If a sink and soap are available, soap and water is the best way to keep your hands clean. Coronaviruses are surrounded by a layer of fat. Vigorously washing your hands with soap for at least 20 seconds breaks down the fat and the virus falls apart.

Hand sanitizing gel

Hand gel was one of the first things to sell out in most stores. But, there are still some places you can find it online. Be aware that, in order to be effective, the gel has to contain at least 60% alcohol. To use the gel properly, make sure you apply it to every part of your hands and then let them air dry.

There have been multiple recipes for homemade sanitizers circulating online using rubbing alcohol or vodka. Unfortunately, there is still some question as to the safety and effectiveness of using do-it-yourself hand gels.

For other surfaces…

The CDC released a long list of EPA approved products that are effective in killing coronavirus. If your local stores still carry these products, you’re in luck! If not, there are a few basic ingredients that most of these products contain that will be just as useful in killing the coronavirus.

Isopropyl alcohol

Isopropyl alcohol is used in both medical antiseptics and household cleaners. As long as it has a concentration of at least 70 percent alcohol, it should kill most germs, including coronavirus. Just make sure not to dilute it.

Rubbing alcohol, another useful product in fighting coronavirus, is made up of either isopropyl or ethyl alcohol and water, but may also be difficult to find in stores right now due to the homemade hand gel recipes that have become popular.

Bleach

The CDC recommends using a diluted bleach solution (⅓ cup bleach per 1 gallon of water or 4 teaspoons bleach per 1 quart of water) for virus disinfection. Just remember that bleach is harsh stuff. Wear gloves when you use it and NEVER mix it with anything except water.

Hydrogen peroxide

Hydrogen peroxide is really good at killing viruses.
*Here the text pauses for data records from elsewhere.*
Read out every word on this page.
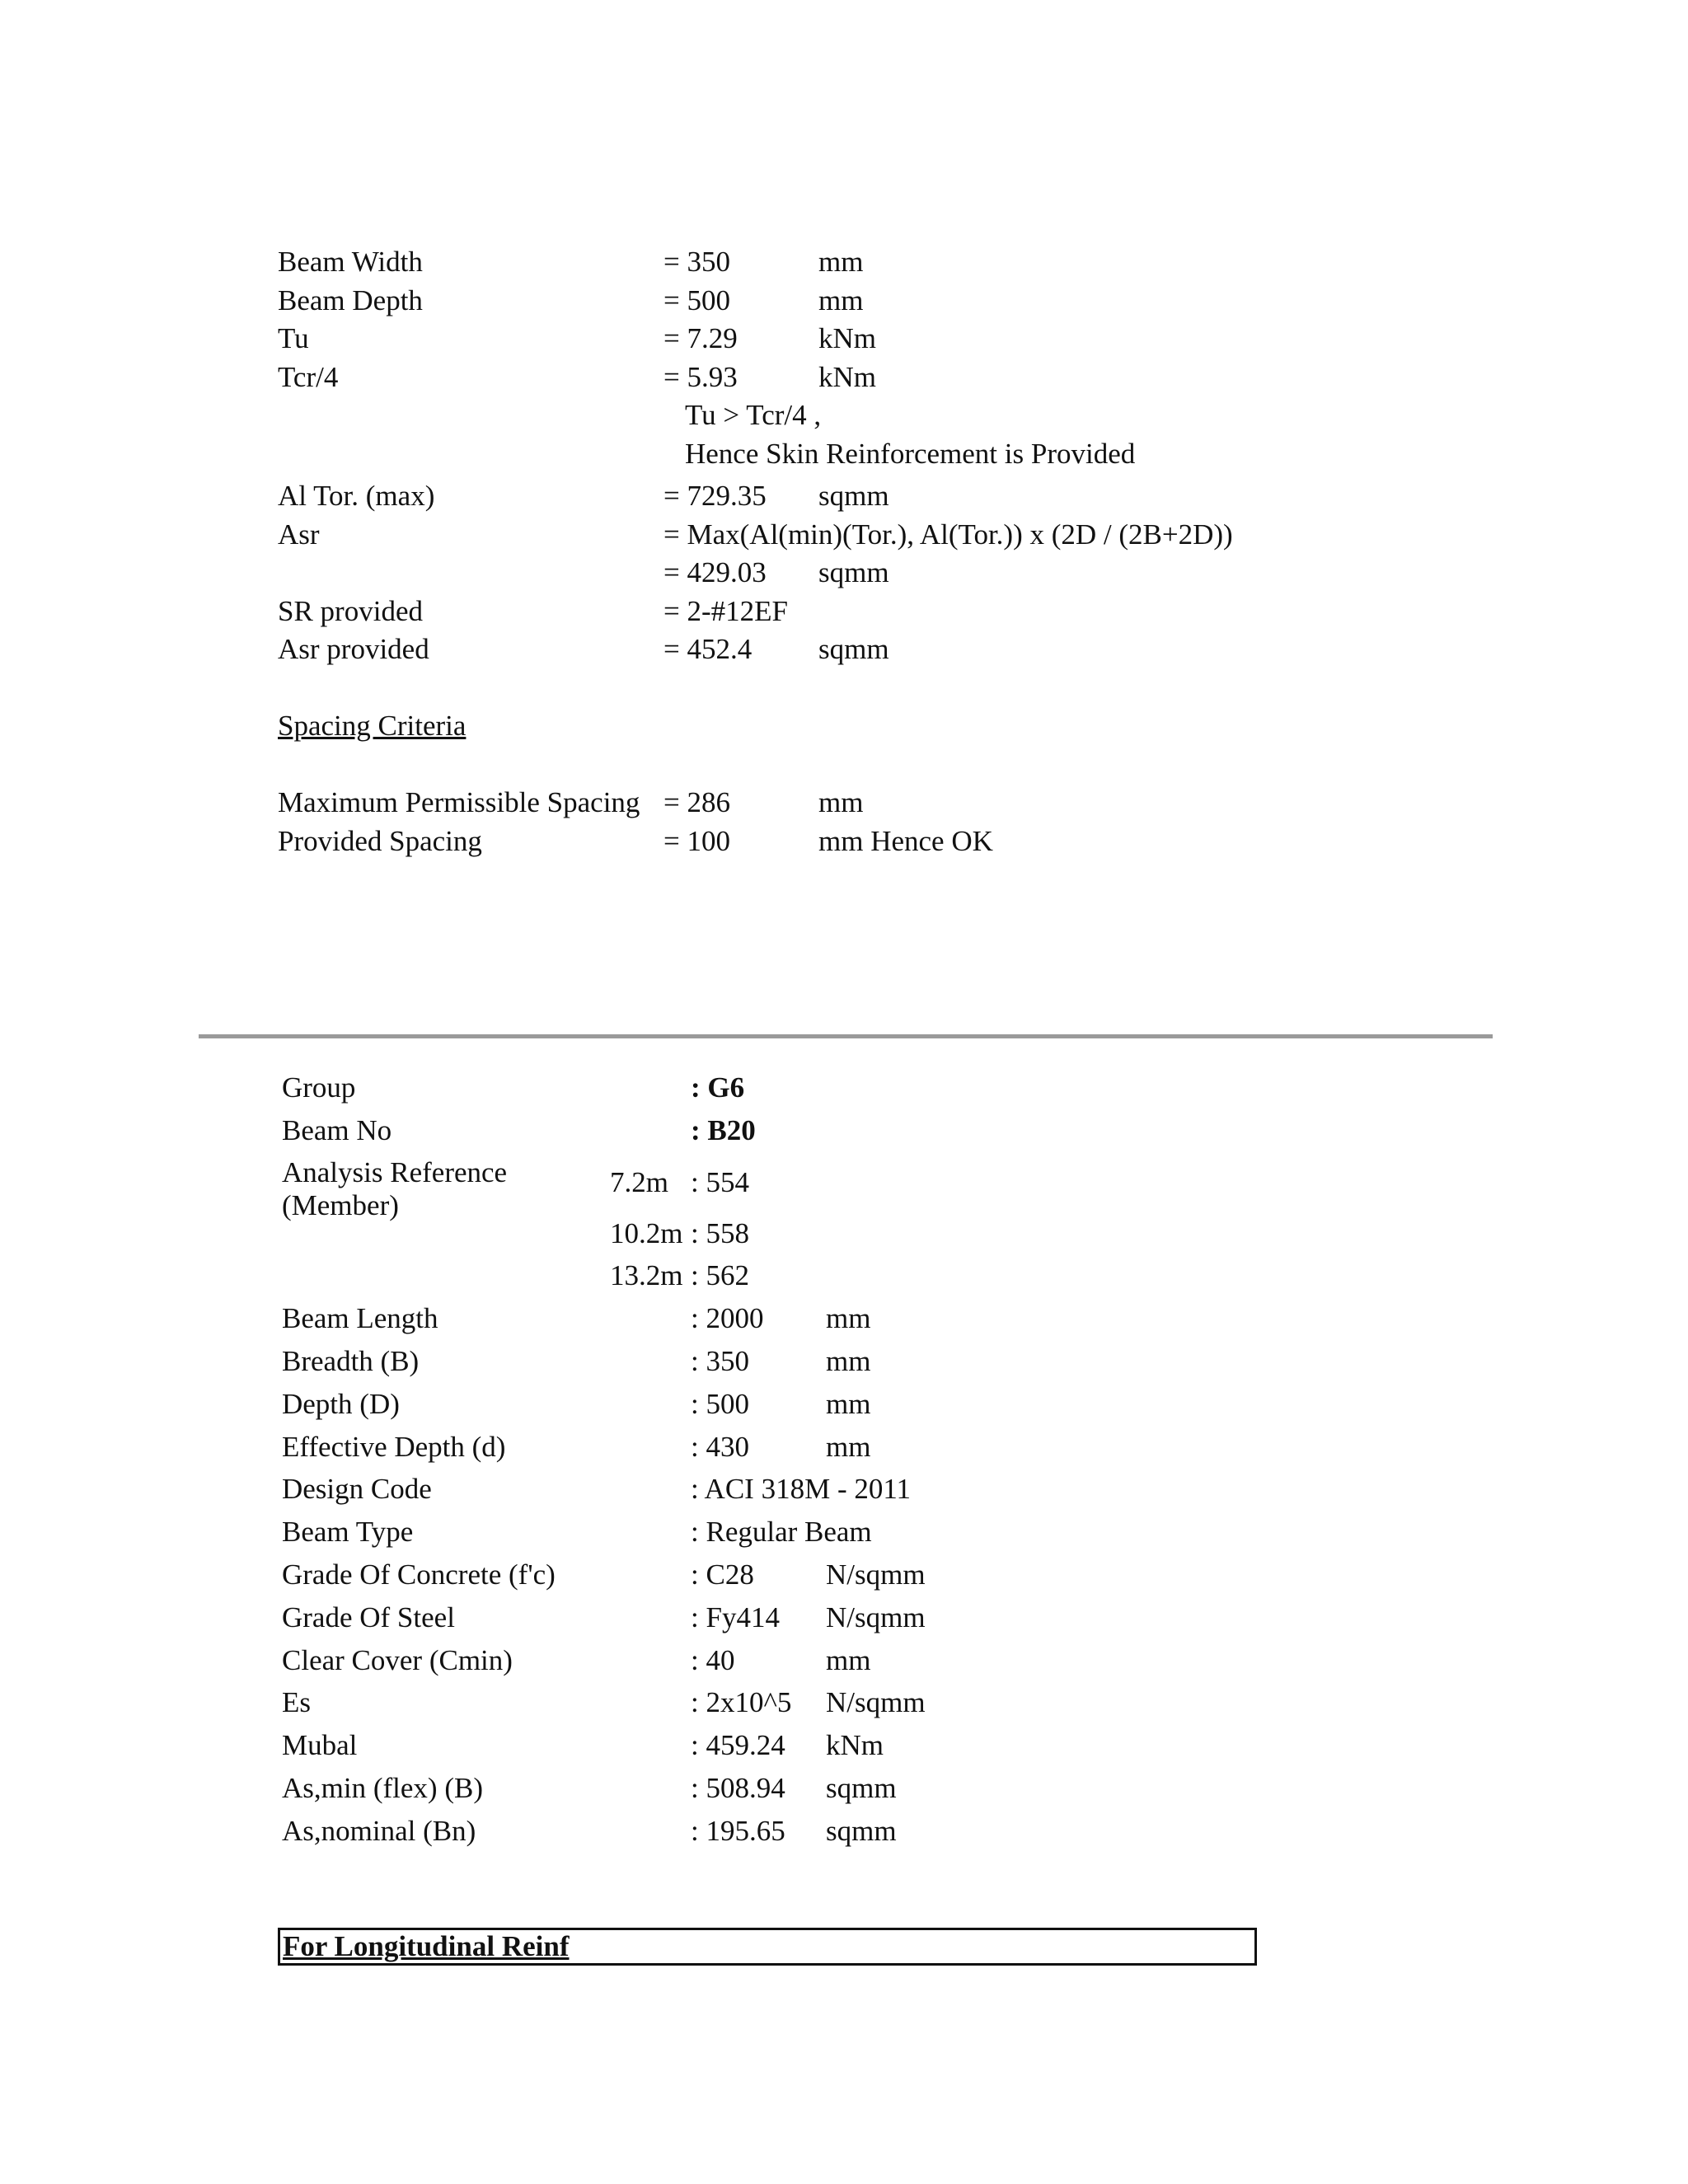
Beam Width	= 350	mm
Beam Depth	= 500	mm
Tu	= 7.29	kNm
Tcr/4	= 5.93	kNm
Tu > Tcr/4 ,
Hence Skin Reinforcement is Provided
Al Tor. (max)	= 729.35 sqmm
Asr	= Max(Al(min)(Tor.), Al(Tor.)) x (2D / (2B+2D))
= 429.03 sqmm
SR provided	= 2-#12EF
Asr provided	= 452.4 sqmm
Spacing Criteria
Maximum Permissible Spacing = 286	mm
Provided Spacing	= 100	mm Hence OK
Group	: G6
Beam No	: B20
Analysis Reference
(Member)
7.2m : 554
10.2m : 558
13.2m : 562
Beam Length	: 2000 mm
Breadth (B)	: 350	mm
Depth (D)	: 500	mm
Effective Depth (d)	: 430	mm
Design Code	: ACI 318M - 2011
Beam Type	: Regular Beam
Grade Of Concrete (f'c)	: C28 N/sqmm
Grade Of Steel	: Fy414 N/sqmm
Clear Cover (Cmin)	: 40	mm
Es	: 2x10^5 N/sqmm
Mubal	: 459.24 kNm
As,min (flex) (B)	: 508.94 sqmm
As,nominal (Bn)	: 195.65 sqmm
For Longitudinal Reinf
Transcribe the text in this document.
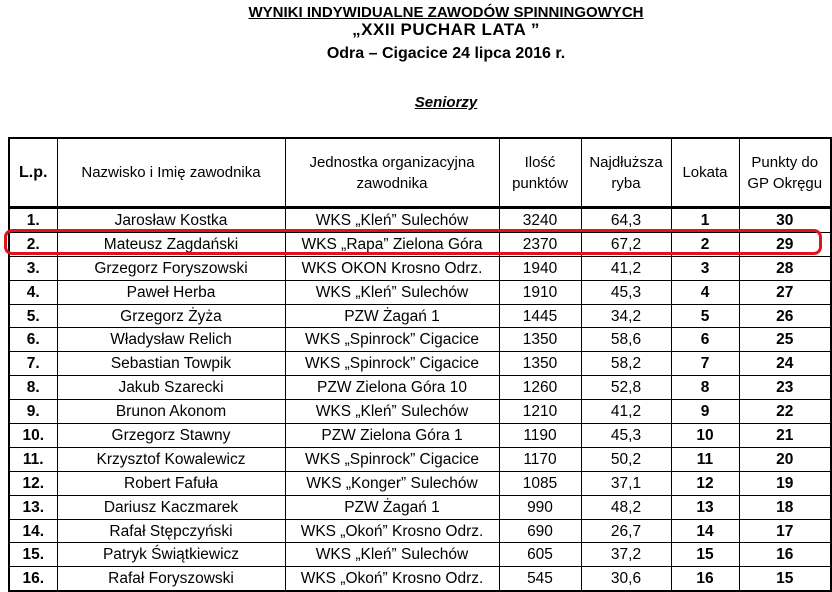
WYNIKI INDYWIDUALNE ZAWODÓW SPINNINGOWYCH
„XXII PUCHAR LATA ”
Odra – Cigacice 24 lipca 2016 r.
Seniorzy
L.p.	Nazwisko i Imię zawodnika	Jednostka organizacyjna zawodnika	Ilość punktów	Najdłuższa ryba	Lokata	Punkty do GP Okręgu
1.	Jarosław Kostka	WKS „Kleń” Sulechów	3240	64,3	1	30
2.	Mateusz Zagdański	WKS „Rapa” Zielona Góra	2370	67,2	2	29
3.	Grzegorz Foryszowski	WKS OKON Krosno Odrz.	1940	41,2	3	28
4.	Paweł Herba	WKS „Kleń” Sulechów	1910	45,3	4	27
5.	Grzegorz Żyża	PZW Żagań 1	1445	34,2	5	26
6.	Władysław Relich	WKS „Spinrock” Cigacice	1350	58,6	6	25
7.	Sebastian Towpik	WKS „Spinrock” Cigacice	1350	58,2	7	24
8.	Jakub Szarecki	PZW Zielona Góra 10	1260	52,8	8	23
9.	Brunon Akonom	WKS „Kleń” Sulechów	1210	41,2	9	22
10.	Grzegorz Stawny	PZW Zielona Góra 1	1190	45,3	10	21
11.	Krzysztof Kowalewicz	WKS „Spinrock” Cigacice	1170	50,2	11	20
12.	Robert Fafuła	WKS „Konger” Sulechów	1085	37,1	12	19
13.	Dariusz Kaczmarek	PZW Żagań 1	990	48,2	13	18
14.	Rafał Stępczyński	WKS „Okoń” Krosno Odrz.	690	26,7	14	17
15.	Patryk Świątkiewicz	WKS „Kleń” Sulechów	605	37,2	15	16
16.	Rafał Foryszowski	WKS „Okoń” Krosno Odrz.	545	30,6	16	15
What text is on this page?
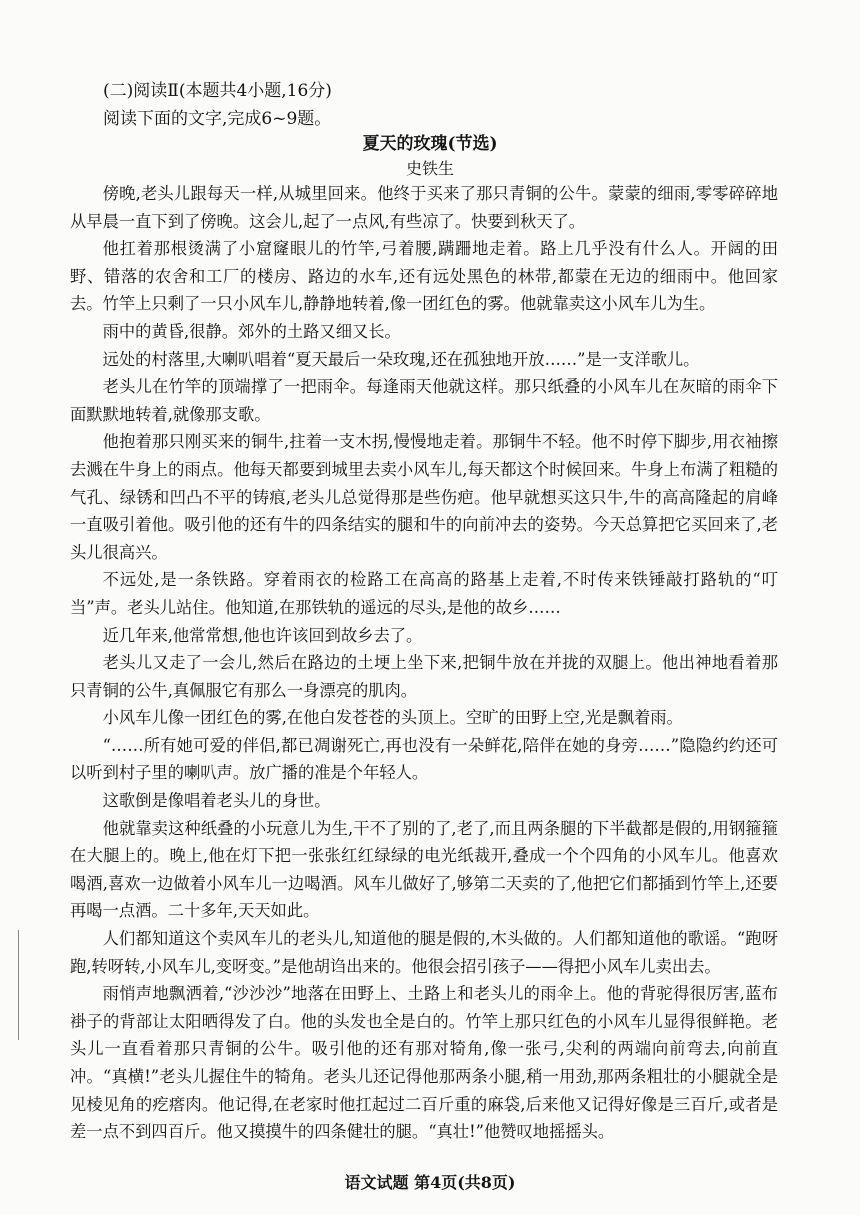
(二)阅读Ⅱ(本题共4小题,16分)
阅读下面的文字,完成6~9题。
夏天的玫瑰(节选)
史铁生

傍晚,老头儿跟每天一样,从城里回来。他终于买来了那只青铜的公牛。蒙蒙的细雨,零零碎碎地从早晨一直下到了傍晚。这会儿,起了一点风,有些凉了。快要到秋天了。

他扛着那根烫满了小窟窿眼儿的竹竿,弓着腰,蹒跚地走着。路上几乎没有什么人。开阔的田野、错落的农舍和工厂的楼房、路边的水车,还有远处黑色的林带,都蒙在无边的细雨中。他回家去。竹竿上只剩了一只小风车儿,静静地转着,像一团红色的雾。他就靠卖这小风车儿为生。

雨中的黄昏,很静。郊外的土路又细又长。

远处的村落里,大喇叭唱着“夏天最后一朵玫瑰,还在孤独地开放……”是一支洋歌儿。

老头儿在竹竿的顶端撑了一把雨伞。每逢雨天他就这样。那只纸叠的小风车儿在灰暗的雨伞下面默默地转着,就像那支歌。

他抱着那只刚买来的铜牛,拄着一支木拐,慢慢地走着。那铜牛不轻。他不时停下脚步,用衣袖擦去溅在牛身上的雨点。他每天都要到城里去卖小风车儿,每天都这个时候回来。牛身上布满了粗糙的气孔、绿锈和凹凸不平的铸痕,老头儿总觉得那是些伤疤。他早就想买这只牛,牛的高高隆起的肩峰一直吸引着他。吸引他的还有牛的四条结实的腿和牛的向前冲去的姿势。今天总算把它买回来了,老头儿很高兴。

不远处,是一条铁路。穿着雨衣的检路工在高高的路基上走着,不时传来铁锤敲打路轨的“叮当”声。老头儿站住。他知道,在那铁轨的遥远的尽头,是他的故乡……

近几年来,他常常想,他也许该回到故乡去了。

老头儿又走了一会儿,然后在路边的土埂上坐下来,把铜牛放在并拢的双腿上。他出神地看着那只青铜的公牛,真佩服它有那么一身漂亮的肌肉。

小风车儿像一团红色的雾,在他白发苍苍的头顶上。空旷的田野上空,光是飘着雨。

“……所有她可爱的伴侣,都已凋谢死亡,再也没有一朵鲜花,陪伴在她的身旁……”隐隐约约还可以听到村子里的喇叭声。放广播的准是个年轻人。

这歌倒是像唱着老头儿的身世。

他就靠卖这种纸叠的小玩意儿为生,干不了别的了,老了,而且两条腿的下半截都是假的,用钢箍箍在大腿上的。晚上,他在灯下把一张张红红绿绿的电光纸裁开,叠成一个个四角的小风车儿。他喜欢喝酒,喜欢一边做着小风车儿一边喝酒。风车儿做好了,够第二天卖的了,他把它们都插到竹竿上,还要再喝一点酒。二十多年,天天如此。

人们都知道这个卖风车儿的老头儿,知道他的腿是假的,木头做的。人们都知道他的歌谣。“跑呀跑,转呀转,小风车儿,变呀变。”是他胡诌出来的。他很会招引孩子——得把小风车儿卖出去。

雨悄声地飘洒着,“沙沙沙”地落在田野上、土路上和老头儿的雨伞上。他的背驼得很厉害,蓝布褂子的背部让太阳晒得发了白。他的头发也全是白的。竹竿上那只红色的小风车儿显得很鲜艳。老头儿一直看着那只青铜的公牛。吸引他的还有那对犄角,像一张弓,尖利的两端向前弯去,向前直冲。“真横!”老头儿握住牛的犄角。老头儿还记得他那两条小腿,稍一用劲,那两条粗壮的小腿就全是见棱见角的疙瘩肉。他记得,在老家时他扛起过二百斤重的麻袋,后来他又记得好像是三百斤,或者是差一点不到四百斤。他又摸摸牛的四条健壮的腿。“真壮!”他赞叹地摇摇头。

语文试题 第4页(共8页)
But, it may take a little longer than some of the other products. Pour undiluted peroxide into a spray bottle, spray it on surfaces and just let it sit for a few minutes. Just don’t forget that peroxide, like bleach, can discolor your clothes.

While all of these products can be useful in fighting coronavirus remember that your BEST defense is still to wash your hands and limit face-to-face social interactions as much as possible.